To be suitable for use in consumer electronics devices incorporating touch screen sensors, optical waveguides and the materials and processes used to fabricate them have to satisfy a number of requirements. Obviously they need to be transparent at the operating wavelength, typically in the near infrared near 850 nm. With this as a given, the materials must firstly be competitive in price, ie. amenable to an inexpensive fabrication process. Secondly, they must be reliable, with a high degree of resistance to environmental challenges such as mechanical stress (bending, crushing and dropping of devices), thermal stress (extremes of temperature and rapid temperature change) and chemical stability (water and other liquids, vapours and ambient ultraviolet light). Thirdly, they must be compatible with the touch screen assembly as a whole.

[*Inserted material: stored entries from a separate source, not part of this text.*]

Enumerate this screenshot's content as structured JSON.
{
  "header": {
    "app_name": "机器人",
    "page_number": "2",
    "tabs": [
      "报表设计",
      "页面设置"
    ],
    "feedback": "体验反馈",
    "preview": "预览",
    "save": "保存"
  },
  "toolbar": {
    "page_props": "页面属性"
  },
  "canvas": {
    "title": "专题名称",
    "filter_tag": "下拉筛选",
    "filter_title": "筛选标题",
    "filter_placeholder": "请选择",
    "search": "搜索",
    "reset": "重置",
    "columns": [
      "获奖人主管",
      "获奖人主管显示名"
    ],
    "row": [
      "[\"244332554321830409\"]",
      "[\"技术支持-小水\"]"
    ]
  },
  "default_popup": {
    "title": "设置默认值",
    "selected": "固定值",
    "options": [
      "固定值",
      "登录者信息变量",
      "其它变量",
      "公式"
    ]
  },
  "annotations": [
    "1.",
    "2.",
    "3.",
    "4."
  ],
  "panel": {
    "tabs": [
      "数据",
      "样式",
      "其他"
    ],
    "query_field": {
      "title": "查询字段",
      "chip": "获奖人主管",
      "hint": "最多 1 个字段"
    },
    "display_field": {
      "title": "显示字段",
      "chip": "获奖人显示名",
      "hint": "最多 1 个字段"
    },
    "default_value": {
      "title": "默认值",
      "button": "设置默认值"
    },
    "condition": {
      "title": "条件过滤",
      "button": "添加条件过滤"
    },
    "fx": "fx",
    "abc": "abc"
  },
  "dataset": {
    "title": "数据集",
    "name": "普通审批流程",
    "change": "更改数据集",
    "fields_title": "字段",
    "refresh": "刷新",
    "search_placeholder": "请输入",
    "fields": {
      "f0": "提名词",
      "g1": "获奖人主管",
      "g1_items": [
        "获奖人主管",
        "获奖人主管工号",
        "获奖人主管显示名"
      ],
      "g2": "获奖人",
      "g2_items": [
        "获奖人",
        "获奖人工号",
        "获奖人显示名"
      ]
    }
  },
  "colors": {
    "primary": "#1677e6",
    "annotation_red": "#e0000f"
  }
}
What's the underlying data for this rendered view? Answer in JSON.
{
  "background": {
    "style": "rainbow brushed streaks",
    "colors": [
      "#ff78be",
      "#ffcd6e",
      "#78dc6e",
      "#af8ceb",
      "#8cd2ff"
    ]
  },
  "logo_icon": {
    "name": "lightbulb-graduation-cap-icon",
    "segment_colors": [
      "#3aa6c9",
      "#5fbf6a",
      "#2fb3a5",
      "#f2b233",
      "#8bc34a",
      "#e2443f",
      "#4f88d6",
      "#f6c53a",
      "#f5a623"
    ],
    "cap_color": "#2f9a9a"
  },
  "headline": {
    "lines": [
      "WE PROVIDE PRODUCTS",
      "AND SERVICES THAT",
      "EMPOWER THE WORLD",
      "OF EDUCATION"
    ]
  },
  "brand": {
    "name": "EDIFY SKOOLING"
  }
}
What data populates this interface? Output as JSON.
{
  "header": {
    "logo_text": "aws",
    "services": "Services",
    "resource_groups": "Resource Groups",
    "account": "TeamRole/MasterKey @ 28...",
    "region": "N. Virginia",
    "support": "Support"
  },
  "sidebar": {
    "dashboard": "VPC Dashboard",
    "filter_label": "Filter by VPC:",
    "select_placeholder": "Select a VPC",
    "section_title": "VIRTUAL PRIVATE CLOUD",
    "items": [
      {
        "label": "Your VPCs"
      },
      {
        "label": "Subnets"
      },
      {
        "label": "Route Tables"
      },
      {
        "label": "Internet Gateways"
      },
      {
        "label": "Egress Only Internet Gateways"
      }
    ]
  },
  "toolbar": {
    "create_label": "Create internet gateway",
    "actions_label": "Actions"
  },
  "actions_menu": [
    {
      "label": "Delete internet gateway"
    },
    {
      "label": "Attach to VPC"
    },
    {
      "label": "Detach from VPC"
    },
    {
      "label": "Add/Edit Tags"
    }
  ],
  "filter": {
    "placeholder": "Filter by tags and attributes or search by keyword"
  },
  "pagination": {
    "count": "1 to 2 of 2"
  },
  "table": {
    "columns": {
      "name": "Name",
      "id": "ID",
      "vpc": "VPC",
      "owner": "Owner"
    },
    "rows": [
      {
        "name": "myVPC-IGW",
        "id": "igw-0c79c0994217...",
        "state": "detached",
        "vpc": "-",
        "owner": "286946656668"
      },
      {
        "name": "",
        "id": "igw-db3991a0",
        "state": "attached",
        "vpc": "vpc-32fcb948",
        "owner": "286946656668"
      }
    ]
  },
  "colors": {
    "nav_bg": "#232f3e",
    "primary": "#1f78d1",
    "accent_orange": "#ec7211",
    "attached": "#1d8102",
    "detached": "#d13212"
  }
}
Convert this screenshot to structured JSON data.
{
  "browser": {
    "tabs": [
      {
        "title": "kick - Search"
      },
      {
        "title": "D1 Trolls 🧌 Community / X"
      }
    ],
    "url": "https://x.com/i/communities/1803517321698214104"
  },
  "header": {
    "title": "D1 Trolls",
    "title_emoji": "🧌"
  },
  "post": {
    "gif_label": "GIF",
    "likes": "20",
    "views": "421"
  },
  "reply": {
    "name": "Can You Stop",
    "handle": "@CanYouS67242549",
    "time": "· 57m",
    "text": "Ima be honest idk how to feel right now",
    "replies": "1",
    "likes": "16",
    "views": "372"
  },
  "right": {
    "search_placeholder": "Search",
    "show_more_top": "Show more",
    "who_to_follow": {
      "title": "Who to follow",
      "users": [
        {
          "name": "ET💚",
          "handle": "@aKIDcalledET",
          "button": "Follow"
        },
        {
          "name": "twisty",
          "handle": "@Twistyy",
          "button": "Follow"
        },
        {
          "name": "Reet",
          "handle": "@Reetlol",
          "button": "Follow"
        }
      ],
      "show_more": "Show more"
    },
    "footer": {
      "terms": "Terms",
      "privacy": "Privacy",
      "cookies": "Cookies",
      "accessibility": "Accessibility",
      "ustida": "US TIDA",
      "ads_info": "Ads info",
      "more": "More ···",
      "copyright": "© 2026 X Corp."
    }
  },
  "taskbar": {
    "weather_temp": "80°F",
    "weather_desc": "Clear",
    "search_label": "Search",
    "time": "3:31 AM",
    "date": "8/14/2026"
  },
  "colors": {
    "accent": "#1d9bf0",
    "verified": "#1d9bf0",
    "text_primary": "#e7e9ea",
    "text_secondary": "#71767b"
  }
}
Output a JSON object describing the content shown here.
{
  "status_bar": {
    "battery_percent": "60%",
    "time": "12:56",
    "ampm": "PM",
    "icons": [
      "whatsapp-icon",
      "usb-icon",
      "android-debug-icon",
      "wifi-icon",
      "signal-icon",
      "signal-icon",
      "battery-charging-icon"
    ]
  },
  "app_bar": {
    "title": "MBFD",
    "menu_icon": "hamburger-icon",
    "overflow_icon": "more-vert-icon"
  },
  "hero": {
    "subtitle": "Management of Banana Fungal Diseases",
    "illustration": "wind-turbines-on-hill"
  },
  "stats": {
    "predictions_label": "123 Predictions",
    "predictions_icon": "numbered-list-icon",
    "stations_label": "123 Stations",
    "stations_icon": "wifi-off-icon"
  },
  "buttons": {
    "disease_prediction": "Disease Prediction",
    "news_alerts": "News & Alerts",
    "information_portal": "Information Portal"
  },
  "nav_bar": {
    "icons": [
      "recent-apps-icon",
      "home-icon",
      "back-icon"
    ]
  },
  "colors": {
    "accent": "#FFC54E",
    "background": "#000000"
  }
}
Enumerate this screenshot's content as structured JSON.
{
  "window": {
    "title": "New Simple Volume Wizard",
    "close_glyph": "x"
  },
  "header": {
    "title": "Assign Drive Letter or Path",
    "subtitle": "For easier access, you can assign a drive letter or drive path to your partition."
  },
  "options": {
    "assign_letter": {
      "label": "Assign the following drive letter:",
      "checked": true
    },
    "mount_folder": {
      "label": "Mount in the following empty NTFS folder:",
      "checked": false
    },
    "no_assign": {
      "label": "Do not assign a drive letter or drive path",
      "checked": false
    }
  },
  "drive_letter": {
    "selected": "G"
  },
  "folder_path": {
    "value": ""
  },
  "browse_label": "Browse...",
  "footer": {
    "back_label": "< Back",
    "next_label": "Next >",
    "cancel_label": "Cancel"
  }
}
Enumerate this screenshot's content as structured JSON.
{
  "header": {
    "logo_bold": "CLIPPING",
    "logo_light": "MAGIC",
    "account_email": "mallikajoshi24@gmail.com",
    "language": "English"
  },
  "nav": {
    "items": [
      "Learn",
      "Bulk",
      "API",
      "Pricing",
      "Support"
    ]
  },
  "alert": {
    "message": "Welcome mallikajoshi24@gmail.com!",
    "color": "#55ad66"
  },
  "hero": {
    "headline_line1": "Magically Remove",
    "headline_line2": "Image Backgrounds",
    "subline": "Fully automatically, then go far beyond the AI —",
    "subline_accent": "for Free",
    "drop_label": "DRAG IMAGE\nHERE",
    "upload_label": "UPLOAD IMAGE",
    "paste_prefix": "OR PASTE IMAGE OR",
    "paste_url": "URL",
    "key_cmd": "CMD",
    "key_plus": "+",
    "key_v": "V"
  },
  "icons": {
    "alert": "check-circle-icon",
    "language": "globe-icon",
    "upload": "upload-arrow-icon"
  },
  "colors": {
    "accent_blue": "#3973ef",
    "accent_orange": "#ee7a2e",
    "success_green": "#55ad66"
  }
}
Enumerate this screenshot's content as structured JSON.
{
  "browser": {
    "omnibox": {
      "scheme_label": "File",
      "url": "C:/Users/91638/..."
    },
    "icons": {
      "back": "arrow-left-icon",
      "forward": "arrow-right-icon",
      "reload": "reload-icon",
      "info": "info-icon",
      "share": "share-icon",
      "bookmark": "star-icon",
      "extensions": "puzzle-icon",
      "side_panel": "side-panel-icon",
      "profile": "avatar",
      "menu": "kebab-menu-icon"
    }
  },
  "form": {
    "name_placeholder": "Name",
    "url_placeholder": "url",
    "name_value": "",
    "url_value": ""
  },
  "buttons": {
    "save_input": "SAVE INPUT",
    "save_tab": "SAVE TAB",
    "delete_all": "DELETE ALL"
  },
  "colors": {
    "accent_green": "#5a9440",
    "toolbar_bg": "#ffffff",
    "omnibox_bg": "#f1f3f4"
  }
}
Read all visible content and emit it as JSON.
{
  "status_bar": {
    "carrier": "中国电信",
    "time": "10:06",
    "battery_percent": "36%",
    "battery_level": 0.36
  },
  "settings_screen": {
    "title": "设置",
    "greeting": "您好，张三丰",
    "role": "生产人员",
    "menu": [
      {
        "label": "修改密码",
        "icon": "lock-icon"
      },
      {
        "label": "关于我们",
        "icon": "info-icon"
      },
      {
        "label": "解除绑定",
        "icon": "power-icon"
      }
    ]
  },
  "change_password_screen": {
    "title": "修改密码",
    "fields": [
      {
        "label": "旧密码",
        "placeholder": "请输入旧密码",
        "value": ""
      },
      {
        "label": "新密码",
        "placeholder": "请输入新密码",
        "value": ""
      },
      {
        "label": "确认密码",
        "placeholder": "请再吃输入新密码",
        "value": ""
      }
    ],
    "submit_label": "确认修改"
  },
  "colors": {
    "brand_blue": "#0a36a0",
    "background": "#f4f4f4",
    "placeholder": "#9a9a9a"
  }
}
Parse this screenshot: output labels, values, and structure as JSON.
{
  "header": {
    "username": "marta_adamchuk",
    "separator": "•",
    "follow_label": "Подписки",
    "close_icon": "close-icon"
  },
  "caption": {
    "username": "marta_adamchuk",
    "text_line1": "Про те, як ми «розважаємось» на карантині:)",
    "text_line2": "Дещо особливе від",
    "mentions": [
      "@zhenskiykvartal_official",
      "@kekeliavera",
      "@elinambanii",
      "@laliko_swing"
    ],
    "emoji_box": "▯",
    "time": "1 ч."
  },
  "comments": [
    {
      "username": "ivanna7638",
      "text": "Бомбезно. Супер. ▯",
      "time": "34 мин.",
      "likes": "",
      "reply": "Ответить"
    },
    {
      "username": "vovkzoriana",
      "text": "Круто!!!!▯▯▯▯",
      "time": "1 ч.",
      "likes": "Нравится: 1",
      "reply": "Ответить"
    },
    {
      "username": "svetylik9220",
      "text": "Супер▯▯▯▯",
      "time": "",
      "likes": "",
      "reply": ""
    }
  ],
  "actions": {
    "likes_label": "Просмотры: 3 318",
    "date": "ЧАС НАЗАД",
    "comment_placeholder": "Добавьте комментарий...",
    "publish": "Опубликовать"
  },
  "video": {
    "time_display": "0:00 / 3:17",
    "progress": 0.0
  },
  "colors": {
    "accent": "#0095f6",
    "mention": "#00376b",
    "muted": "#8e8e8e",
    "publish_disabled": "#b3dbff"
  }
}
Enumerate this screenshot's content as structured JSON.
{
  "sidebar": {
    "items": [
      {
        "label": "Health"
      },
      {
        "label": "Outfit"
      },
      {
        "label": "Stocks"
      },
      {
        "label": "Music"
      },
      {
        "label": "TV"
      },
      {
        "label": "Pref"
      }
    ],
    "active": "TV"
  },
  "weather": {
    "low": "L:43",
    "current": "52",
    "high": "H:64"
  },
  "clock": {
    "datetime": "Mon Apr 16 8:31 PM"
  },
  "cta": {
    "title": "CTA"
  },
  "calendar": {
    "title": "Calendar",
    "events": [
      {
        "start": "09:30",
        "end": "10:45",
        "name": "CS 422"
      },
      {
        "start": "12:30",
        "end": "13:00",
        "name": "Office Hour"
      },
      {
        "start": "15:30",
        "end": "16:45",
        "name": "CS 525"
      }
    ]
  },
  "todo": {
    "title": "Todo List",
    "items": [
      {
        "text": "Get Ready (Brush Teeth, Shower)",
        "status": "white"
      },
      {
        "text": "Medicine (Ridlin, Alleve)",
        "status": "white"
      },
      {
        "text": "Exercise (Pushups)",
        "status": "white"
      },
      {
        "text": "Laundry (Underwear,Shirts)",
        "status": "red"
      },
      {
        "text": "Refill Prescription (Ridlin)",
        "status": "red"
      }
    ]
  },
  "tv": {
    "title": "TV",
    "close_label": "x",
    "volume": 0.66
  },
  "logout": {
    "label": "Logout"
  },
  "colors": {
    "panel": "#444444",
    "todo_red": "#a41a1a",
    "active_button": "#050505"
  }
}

Integrated optical waveguides have typically been produced from rigid materials such as silicate glass, on rigid substrates such as silicon wafers or glass wafers, and fabricated using semiconductor style processing techniques, namely, chemical vapour deposition, vacuum deposition, photolithography, reactive ion etching and the like. However these techniques require expensive capital equipment, and for reasons of cost and ease of fabrication, it is highly preferred to form the waveguides (and associated lenses) out of a photo-patternable polymer material. The cost advantage of polymers can be improved upon if the waveguides can be fabricated via a photolithography/wet etch process or a moulding process, because the capital cost of setting up a fabrication plant is much lower than for other waveguide patterning techniques such as reactive ion etching (RIE). U.S. Pat. No. 5,914,709 suggests the photo-patternable polymer benzocyclobutene (BCB) as the waveguide material, but does not consider the properties that a waveguide material must have to be suitable for use in touch screen sensors.
It is an object of the present invention to overcome or ameliorate at least one of the disadvantages of the prior art, or to provide a useful alternative.